Mustapha's parents divorced when he was about four years old. His father took custody of him according to both Islamic and Northern tradition. In Islamic tradition, in particular, fathers are required to take custody of their male children in the event of a divorce, if they have attained the age of two. And so his father brought him up by strict military discipline. He is married and has seven kids.

== Career and political life ==
Mustapha Abdul-Hamid has worked in various capacities as a Strategy Planning Manager and Client Service Manager with various Advertising and Marketing Companies such as the Media Majique and Research Systems and Ghana Advertising and Marketing Company. He also worked with and edited newspapers such as the defunct High Street Journal and the Daily Statesman.
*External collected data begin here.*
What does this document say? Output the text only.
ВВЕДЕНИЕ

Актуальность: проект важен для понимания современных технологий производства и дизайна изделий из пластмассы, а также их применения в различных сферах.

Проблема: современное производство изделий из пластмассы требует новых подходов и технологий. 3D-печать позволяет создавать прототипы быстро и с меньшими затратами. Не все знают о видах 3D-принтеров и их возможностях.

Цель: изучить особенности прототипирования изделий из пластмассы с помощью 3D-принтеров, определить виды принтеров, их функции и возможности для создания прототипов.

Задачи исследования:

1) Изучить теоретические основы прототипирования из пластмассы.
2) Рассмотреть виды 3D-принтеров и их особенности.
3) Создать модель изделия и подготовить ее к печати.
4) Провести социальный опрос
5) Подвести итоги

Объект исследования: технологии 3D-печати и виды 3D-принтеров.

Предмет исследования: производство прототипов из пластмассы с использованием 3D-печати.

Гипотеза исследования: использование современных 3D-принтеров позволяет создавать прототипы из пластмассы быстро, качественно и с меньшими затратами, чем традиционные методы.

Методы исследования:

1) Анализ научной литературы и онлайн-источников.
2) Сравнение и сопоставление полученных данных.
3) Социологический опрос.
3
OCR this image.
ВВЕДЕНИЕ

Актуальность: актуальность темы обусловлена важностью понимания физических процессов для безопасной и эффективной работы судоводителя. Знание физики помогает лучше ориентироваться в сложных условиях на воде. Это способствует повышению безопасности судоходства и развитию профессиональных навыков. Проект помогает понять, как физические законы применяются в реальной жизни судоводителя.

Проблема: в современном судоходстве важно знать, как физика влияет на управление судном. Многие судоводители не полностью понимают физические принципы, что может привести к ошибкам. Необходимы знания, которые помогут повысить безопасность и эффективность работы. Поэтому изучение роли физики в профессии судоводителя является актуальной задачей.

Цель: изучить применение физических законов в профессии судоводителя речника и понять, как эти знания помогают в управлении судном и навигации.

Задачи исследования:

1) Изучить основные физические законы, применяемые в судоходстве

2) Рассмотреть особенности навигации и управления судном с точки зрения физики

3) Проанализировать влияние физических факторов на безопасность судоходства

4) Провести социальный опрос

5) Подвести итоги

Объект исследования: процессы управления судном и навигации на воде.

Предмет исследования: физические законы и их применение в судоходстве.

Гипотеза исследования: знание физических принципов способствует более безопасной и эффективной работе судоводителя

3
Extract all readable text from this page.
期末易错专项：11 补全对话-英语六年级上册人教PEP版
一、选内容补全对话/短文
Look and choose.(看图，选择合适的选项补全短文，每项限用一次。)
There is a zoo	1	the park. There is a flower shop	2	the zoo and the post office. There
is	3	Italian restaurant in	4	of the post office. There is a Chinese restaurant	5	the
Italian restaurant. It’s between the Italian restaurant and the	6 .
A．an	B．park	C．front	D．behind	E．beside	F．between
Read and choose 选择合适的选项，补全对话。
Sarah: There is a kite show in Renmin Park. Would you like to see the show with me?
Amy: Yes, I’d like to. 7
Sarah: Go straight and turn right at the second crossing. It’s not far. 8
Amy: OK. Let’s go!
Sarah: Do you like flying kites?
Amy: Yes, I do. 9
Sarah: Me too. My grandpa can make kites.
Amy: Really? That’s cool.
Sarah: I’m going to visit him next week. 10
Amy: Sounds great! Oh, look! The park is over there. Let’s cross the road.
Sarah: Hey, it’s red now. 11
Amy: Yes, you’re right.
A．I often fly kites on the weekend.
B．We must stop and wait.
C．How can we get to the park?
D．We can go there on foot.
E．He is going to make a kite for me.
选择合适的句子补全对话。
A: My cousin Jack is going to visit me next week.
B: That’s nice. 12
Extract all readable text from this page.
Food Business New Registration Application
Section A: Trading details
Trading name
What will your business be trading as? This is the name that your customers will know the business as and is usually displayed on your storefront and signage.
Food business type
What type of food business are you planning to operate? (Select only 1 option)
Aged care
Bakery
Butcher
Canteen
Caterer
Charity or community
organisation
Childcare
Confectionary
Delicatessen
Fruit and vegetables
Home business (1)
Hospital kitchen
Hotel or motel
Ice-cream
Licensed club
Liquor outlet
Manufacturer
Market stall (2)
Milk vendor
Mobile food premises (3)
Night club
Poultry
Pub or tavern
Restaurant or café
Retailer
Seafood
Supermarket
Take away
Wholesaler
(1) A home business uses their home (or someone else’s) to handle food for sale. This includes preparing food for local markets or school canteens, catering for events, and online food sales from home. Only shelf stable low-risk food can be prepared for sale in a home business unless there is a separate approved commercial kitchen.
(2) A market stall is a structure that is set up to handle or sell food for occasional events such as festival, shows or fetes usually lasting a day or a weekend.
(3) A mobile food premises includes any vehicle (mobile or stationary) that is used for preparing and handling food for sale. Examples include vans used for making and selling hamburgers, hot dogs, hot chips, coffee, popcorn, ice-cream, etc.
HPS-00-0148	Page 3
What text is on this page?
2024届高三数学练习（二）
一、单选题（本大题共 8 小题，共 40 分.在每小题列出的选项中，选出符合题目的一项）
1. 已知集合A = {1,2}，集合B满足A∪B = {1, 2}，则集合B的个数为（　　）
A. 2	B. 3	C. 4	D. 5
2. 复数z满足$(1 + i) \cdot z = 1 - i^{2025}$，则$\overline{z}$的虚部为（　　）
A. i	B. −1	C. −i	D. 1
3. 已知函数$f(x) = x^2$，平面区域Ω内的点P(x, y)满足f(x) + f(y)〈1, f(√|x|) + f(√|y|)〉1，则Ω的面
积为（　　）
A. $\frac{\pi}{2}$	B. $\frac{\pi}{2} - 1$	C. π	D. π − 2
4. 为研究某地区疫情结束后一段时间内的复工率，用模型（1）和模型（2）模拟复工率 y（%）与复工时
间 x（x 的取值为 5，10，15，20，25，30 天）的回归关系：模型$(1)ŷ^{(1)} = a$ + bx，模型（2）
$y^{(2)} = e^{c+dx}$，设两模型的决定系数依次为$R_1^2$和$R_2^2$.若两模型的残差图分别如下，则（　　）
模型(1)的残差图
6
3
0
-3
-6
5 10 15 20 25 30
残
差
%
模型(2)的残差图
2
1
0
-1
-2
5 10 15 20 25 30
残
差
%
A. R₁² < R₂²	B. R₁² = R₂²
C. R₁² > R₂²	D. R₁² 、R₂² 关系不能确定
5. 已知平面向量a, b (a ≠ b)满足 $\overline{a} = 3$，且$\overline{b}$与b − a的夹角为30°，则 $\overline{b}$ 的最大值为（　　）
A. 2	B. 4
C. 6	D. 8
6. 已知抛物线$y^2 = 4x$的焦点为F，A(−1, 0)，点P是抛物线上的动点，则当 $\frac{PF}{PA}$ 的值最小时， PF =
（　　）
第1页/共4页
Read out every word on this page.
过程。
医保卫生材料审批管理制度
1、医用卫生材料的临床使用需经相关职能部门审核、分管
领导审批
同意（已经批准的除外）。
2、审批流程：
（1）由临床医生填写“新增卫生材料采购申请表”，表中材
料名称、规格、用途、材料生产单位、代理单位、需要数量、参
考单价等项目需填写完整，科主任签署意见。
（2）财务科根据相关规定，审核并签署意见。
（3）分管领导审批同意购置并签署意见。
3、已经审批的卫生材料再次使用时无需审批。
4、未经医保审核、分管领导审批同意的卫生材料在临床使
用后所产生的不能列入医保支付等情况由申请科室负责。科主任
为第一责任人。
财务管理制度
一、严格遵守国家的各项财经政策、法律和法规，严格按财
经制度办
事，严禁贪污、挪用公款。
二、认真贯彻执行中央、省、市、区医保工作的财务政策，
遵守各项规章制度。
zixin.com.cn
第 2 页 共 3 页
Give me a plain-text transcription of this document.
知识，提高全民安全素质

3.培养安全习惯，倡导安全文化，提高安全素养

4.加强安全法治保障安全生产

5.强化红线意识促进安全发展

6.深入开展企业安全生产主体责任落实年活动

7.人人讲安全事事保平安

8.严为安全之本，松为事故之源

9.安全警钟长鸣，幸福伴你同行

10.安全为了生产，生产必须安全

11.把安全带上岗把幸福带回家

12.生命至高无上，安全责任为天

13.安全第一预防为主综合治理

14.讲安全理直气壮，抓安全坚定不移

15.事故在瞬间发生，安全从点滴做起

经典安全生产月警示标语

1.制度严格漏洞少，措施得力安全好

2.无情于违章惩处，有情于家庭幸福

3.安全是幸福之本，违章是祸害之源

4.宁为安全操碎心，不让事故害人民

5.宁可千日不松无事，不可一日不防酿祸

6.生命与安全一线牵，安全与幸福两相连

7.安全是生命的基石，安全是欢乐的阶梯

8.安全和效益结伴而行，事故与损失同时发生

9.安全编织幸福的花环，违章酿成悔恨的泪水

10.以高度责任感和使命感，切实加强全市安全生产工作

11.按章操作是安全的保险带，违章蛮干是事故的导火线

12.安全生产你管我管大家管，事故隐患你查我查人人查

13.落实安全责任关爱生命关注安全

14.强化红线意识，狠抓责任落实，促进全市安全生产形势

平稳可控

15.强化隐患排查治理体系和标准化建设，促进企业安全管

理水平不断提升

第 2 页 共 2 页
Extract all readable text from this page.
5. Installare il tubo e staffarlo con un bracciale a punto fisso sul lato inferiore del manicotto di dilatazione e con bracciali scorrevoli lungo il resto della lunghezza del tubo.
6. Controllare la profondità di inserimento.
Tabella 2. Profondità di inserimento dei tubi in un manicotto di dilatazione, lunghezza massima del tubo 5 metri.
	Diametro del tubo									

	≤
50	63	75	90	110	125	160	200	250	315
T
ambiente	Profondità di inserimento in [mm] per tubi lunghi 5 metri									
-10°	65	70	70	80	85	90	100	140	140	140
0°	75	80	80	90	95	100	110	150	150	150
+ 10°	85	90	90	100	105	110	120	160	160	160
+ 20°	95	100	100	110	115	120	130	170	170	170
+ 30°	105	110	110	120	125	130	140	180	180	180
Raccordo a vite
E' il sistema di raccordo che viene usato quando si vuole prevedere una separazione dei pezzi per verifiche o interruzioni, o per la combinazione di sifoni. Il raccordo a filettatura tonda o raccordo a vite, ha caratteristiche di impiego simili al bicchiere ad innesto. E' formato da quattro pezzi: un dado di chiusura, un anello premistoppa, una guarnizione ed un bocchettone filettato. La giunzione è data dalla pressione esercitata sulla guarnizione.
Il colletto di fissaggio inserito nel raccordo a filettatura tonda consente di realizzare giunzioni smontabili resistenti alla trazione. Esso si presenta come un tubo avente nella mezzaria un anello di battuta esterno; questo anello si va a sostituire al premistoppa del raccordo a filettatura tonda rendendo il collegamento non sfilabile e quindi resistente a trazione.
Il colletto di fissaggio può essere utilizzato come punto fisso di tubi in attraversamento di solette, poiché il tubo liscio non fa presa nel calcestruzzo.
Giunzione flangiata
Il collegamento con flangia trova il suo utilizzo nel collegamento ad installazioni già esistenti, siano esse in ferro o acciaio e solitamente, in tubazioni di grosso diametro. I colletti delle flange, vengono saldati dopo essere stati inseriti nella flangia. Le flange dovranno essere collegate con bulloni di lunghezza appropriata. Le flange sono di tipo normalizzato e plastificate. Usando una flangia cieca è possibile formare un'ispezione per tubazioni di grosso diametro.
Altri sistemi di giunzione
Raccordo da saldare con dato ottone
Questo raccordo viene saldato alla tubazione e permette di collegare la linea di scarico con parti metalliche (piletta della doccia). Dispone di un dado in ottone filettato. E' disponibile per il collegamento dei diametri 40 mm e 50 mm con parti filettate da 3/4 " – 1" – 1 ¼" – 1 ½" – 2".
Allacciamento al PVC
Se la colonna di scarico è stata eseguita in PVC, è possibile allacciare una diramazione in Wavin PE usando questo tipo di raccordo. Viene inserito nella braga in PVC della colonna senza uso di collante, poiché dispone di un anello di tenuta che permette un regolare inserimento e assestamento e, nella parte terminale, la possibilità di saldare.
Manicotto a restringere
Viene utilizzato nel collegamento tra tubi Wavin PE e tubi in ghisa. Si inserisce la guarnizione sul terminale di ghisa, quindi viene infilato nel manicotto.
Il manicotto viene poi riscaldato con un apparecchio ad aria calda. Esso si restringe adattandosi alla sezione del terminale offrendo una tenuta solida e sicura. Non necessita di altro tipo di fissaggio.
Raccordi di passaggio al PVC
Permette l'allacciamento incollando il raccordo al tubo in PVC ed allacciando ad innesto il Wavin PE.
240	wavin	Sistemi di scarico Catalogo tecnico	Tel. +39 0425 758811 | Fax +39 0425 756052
He was also the News Editor at Choice FM, a radio station based in Accra whose frequency was eventually sold to the Dr. Kwabena Duffuor media group and has now become Kasapa FM.
Hamid is the former minister for information. Before his appointment as minister for information in March 2017, he was a lecturer at the Department of Religion and Human Values of the University of Cape Coast. Mustapha Abdul-Hamid's career as a politician began in 1991, when he entered the University of Cape Coast. At that time, the military government of the Provisional National Defense Council (PNDC), headed by Flight Lieutenant (retired) Jerry John Rawlings, had hinted that it was to lift the ban on party political activity in May 1992. Groups which intended to form political parties after the lifting of the ban therefore began to congregate. The group that in Ghana's political history had been associated with the Danquah-Dombo-Busia tradition, formed what they called at the time, the Danquah-Busia Club. It was founded in the house of Stephen Krakue at East Legon in Accra. The man who was responsible for planting the club in the Central Region was a senior figure in the tradition called Lawyer Spio. It was he who began the process of recruiting young men and women at the University of Cape Coast to form the nucleus of the club. Mustapha Abdul-Hamid was among the first batch of young men who were recruited to start the party's University of Cape Coast branch.